Product Design Sprint
The Design Sprint is a step by step system for bringing a group of people together to solve big problems WITHOUT endless discussion. Withing 4 days, a team using Sprints can go from some vague ideas and challenges to a high fidelity prototype in their hands. This can save months of misalignment before jumping into the real design and development work.
What problems does it solve?
Especially products that are a combination of the digital and phisical world the product development often suffers from the following problems:
Focus and enthusiasm is lost in endless meetings and discussions.
Products are built on assumptions instead of user tested concepts.
Lack of alignment between cross functional teams towards shared objectives.
Project scope changes repeatedly due to the absence of a clear goal.
What’s in it for you?
In four days you’ll have an prototype that is tested with real users. You’ll find out if your idea is worth developing and if your value proposition is really valid.

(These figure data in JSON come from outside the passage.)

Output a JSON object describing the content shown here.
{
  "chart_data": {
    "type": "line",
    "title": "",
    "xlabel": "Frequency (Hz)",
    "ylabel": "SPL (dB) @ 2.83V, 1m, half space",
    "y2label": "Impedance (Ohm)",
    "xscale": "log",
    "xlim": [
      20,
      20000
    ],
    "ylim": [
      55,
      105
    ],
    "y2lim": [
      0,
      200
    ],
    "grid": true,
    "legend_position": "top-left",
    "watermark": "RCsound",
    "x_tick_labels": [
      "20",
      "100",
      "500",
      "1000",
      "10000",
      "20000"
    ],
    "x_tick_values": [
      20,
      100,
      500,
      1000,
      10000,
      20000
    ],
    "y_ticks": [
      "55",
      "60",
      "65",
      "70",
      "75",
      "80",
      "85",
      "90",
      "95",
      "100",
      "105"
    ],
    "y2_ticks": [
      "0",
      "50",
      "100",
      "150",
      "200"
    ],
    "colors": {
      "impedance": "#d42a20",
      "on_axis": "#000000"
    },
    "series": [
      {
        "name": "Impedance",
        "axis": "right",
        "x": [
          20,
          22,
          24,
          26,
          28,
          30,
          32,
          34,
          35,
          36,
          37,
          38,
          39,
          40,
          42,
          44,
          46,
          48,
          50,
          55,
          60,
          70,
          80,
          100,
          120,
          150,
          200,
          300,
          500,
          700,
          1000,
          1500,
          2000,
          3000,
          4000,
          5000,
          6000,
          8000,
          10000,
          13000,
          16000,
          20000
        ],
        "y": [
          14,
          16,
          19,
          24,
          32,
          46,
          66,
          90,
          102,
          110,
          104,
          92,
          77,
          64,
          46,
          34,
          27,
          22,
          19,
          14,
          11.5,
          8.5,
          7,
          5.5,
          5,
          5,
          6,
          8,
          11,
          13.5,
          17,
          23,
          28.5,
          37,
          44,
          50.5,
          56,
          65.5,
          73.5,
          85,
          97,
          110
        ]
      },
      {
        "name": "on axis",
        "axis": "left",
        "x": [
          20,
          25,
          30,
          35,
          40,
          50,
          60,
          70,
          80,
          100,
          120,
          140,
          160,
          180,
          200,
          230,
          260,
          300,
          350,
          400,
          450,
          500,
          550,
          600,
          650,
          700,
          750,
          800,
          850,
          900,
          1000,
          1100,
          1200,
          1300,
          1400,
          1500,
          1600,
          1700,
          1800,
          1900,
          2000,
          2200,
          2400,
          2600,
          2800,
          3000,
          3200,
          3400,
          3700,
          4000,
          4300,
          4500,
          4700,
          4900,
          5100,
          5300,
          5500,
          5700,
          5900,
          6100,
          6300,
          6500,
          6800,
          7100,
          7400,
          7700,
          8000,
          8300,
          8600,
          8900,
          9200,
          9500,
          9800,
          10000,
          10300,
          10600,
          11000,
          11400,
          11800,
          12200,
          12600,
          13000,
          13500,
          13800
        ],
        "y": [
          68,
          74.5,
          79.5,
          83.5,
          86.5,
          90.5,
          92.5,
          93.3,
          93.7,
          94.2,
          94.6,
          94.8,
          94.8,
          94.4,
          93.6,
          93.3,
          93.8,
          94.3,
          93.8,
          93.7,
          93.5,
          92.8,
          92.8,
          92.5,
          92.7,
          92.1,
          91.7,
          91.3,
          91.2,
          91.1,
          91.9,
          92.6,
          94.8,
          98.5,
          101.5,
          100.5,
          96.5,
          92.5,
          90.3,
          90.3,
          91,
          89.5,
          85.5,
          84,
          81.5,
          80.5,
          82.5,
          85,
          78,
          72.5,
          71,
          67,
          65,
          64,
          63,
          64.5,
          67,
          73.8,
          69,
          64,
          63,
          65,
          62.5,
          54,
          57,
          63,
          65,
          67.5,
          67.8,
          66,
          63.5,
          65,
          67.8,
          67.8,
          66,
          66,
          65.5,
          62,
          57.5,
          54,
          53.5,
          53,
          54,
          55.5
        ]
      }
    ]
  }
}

Enthusiasm and alignment of your team towards a shared goal.
Validated solution in a week.
Reduced risk when bringing products to market.
Less talk. More action. No more endless meetings and discussions.
How does the sprint solve this?
It’s like your personal timemachine: The sprint allows you and us to look into the future and see the finished product and customer reactions before building and launching it.
Monday & Tuesday “Workshop Time”
This is where we need you to sprint with us. On monday, we will define the challenges and produce a mass of possible solutions. Tuesday will be all about prioritizing solutions and creating a storyboard to prototype. This is the most exciting and intense fun you’ll ever have while working, promise!
This is where the absolute madness starts. Our prototypers will go underground, bring out their mojo and some frozen pizza. By the end of the day they will have an interactive prototype, ready to be tested.
Today we will test the prototype with real users to find out if the product is worth developing. This is where the rubber hits the road.